A CIO Outlines Key Vendor Risk Management StepsInspira Health's Tom Pacek on Reducing Third-Party Risks
Inspira Health, a healthcare delivery system based in Vineland, New Jersey, has taken several key vendor risk management steps, says CIO Tom Pacek, who describes the effort.
"It requires that [vendors] have the proper tools, policies, procedures and practices in place to do the same thing that we would do with our data," he says in an interview with Information Security Media Group.
"That is a challenge because we are not in their organizations; we don't know exactly what they're doing; we're trusting that our vendors are complying with all the regulations and doing all the right things by our data," he says. "It is a challenge to monitor that."
To get a better grip on those issues, Inspira Health evaluates the security practices of vendors in multiple ways, he says. That includes using security assessment tools to evaluate vendors before signing a contract with them
In addition to putting into place business associate agreements with every vendor, Inspira Health also requires prospective business partners complete security assessment questionnaires.
"We have a HIPAA BA screening assessment that we send to every single vendor that's going to be working with us.

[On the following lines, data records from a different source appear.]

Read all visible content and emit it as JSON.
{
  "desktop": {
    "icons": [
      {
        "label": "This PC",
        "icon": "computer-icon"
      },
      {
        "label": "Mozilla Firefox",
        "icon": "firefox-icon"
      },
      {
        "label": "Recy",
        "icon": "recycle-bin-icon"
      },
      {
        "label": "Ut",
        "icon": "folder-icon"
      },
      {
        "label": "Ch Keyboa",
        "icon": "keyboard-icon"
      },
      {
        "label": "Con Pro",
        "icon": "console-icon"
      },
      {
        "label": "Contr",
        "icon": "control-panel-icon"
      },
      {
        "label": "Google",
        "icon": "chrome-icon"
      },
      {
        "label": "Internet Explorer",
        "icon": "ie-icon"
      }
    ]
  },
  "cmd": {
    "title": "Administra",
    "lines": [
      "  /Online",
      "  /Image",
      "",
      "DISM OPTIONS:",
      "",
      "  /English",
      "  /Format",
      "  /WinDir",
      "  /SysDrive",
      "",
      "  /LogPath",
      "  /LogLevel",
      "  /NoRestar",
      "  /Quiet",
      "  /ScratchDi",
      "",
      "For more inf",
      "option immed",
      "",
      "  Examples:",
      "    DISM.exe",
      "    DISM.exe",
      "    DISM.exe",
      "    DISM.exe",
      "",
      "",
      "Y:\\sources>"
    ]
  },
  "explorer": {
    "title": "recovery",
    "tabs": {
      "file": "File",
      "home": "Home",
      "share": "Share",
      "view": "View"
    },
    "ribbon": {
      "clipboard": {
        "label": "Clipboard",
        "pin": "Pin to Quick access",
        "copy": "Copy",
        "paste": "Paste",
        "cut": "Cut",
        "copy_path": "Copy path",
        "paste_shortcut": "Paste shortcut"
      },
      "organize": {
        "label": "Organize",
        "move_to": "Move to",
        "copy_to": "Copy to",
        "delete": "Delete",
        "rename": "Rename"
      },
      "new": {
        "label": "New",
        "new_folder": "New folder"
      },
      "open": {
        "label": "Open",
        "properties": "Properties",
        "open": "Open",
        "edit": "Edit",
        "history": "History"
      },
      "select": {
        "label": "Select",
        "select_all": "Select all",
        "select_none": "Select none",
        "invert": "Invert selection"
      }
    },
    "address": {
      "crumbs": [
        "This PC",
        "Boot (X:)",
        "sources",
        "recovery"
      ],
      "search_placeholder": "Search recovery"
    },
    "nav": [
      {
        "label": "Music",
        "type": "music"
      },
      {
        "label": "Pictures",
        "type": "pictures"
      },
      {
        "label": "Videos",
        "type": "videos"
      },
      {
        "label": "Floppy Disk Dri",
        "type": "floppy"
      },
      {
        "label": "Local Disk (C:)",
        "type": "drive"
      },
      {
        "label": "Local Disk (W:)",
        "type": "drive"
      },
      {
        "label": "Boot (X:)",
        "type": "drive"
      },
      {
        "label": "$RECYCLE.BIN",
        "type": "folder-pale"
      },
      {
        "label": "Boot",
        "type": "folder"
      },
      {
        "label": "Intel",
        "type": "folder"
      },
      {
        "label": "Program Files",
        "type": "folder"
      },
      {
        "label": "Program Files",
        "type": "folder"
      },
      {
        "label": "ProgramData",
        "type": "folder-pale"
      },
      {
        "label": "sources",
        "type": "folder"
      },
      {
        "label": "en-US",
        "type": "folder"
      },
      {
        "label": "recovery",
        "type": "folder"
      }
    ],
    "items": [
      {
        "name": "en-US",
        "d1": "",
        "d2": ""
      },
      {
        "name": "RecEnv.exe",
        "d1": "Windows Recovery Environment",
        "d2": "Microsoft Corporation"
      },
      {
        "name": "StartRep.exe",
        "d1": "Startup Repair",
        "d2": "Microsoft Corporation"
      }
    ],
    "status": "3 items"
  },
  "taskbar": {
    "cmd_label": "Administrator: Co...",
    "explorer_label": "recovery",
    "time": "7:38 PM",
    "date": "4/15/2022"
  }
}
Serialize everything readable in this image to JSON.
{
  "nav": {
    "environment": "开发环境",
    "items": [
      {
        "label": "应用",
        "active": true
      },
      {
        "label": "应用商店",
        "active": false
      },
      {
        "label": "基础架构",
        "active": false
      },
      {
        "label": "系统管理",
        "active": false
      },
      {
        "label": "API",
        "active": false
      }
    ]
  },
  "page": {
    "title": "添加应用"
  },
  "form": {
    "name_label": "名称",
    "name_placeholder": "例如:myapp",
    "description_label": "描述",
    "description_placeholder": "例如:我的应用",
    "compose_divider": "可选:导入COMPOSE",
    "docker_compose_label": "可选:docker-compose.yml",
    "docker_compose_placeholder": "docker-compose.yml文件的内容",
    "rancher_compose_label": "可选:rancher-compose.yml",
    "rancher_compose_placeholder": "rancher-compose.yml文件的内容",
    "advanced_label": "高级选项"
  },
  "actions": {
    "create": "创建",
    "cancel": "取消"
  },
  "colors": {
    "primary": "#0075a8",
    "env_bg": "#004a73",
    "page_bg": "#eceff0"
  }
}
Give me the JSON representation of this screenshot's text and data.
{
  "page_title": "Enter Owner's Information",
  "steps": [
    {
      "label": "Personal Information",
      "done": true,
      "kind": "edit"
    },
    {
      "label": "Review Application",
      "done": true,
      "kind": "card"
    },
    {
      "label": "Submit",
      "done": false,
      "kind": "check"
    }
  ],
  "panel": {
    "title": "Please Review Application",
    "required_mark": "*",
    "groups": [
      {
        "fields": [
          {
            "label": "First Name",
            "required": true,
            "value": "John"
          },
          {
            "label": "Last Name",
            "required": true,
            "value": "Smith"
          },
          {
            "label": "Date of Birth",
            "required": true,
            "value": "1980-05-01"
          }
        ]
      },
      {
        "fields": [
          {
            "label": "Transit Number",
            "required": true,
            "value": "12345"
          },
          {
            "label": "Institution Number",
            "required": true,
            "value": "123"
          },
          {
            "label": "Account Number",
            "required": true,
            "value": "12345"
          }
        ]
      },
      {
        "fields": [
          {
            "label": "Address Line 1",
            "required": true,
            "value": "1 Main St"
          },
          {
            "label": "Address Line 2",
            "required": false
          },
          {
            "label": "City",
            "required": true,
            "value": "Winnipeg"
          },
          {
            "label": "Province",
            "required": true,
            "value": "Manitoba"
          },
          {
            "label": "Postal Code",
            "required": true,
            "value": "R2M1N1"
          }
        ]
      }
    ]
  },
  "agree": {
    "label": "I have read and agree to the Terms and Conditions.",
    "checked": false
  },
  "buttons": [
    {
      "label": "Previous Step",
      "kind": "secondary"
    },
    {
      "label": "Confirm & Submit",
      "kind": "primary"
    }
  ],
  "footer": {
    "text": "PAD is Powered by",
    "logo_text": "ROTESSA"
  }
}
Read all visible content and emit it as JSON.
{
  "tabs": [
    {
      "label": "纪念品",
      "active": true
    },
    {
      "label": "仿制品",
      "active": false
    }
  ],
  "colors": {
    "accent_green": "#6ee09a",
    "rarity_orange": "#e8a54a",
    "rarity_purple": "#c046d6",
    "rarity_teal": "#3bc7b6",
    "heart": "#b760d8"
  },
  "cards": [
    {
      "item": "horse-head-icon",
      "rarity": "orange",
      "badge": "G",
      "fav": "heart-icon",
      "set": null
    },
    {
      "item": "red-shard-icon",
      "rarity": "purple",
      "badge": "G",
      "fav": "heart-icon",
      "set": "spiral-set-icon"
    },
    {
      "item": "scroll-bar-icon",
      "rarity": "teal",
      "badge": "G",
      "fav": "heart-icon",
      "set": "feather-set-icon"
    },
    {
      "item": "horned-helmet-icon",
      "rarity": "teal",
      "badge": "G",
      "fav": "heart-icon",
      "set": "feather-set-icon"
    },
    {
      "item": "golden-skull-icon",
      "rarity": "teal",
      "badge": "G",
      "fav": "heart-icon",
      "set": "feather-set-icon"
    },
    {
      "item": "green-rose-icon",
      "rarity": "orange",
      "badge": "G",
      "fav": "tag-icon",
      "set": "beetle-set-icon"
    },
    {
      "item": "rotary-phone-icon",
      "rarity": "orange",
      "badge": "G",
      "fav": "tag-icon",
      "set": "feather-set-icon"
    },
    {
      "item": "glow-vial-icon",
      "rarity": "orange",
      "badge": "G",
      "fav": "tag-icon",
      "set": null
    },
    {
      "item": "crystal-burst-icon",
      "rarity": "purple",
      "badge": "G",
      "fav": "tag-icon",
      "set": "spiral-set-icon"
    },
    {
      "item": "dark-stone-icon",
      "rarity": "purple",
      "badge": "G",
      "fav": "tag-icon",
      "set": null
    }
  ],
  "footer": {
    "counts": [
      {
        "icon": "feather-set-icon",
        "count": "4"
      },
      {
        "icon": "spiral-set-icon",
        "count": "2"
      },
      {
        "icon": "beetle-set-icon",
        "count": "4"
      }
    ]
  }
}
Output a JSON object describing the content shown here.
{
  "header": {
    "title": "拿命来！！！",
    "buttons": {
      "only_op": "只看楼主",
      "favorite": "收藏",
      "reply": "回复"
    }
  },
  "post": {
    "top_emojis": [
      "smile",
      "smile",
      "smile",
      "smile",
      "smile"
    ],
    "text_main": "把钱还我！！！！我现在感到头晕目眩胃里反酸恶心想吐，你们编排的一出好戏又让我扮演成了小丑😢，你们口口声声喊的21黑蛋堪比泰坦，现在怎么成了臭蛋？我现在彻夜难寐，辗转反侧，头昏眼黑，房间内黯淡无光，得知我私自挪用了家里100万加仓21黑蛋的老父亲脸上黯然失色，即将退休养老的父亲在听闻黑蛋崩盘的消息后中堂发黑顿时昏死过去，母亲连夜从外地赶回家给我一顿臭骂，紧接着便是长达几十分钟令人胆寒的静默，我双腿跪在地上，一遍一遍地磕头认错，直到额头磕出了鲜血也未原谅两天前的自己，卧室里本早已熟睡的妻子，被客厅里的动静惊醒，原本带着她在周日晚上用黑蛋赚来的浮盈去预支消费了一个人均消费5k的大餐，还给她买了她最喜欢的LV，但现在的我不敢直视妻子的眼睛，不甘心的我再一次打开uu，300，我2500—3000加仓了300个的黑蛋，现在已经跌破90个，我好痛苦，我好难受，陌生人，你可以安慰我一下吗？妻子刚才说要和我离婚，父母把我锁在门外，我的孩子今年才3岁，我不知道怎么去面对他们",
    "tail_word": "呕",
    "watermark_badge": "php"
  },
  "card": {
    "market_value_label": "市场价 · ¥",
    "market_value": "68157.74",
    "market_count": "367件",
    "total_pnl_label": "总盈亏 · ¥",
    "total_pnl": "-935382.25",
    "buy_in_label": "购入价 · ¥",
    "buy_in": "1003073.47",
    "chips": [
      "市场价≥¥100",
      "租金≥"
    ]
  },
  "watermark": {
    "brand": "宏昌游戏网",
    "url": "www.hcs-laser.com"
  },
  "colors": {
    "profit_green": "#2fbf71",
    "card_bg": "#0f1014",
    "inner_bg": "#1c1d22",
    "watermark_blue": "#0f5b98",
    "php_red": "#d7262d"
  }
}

How they score on that sheet ... determines how much risk we're taking on with that vendor and how secure and up to date their policies, procedures and practices are when handling our data."
In the interview (see audio link below photo), Pacek also discusses:
- The types of security practices and controls that Inspira Health looks for in its vendors who handle patient data;
- Other steps Inspira Health has taken to improve vendor risk management;
- Top security priorities for the coming year.
Pacek has been a member of New Jersey-based Inspira Health's leadership team since 2008. As vice president of information systems and CIO, he is responsible for leading IT functions and integrating new technologies. Pacek also leads the information systems, communications and biomedical engineering departments in other strategic clinical and financial projects. He also serves as the president of NJSHINE, a public health information exchange.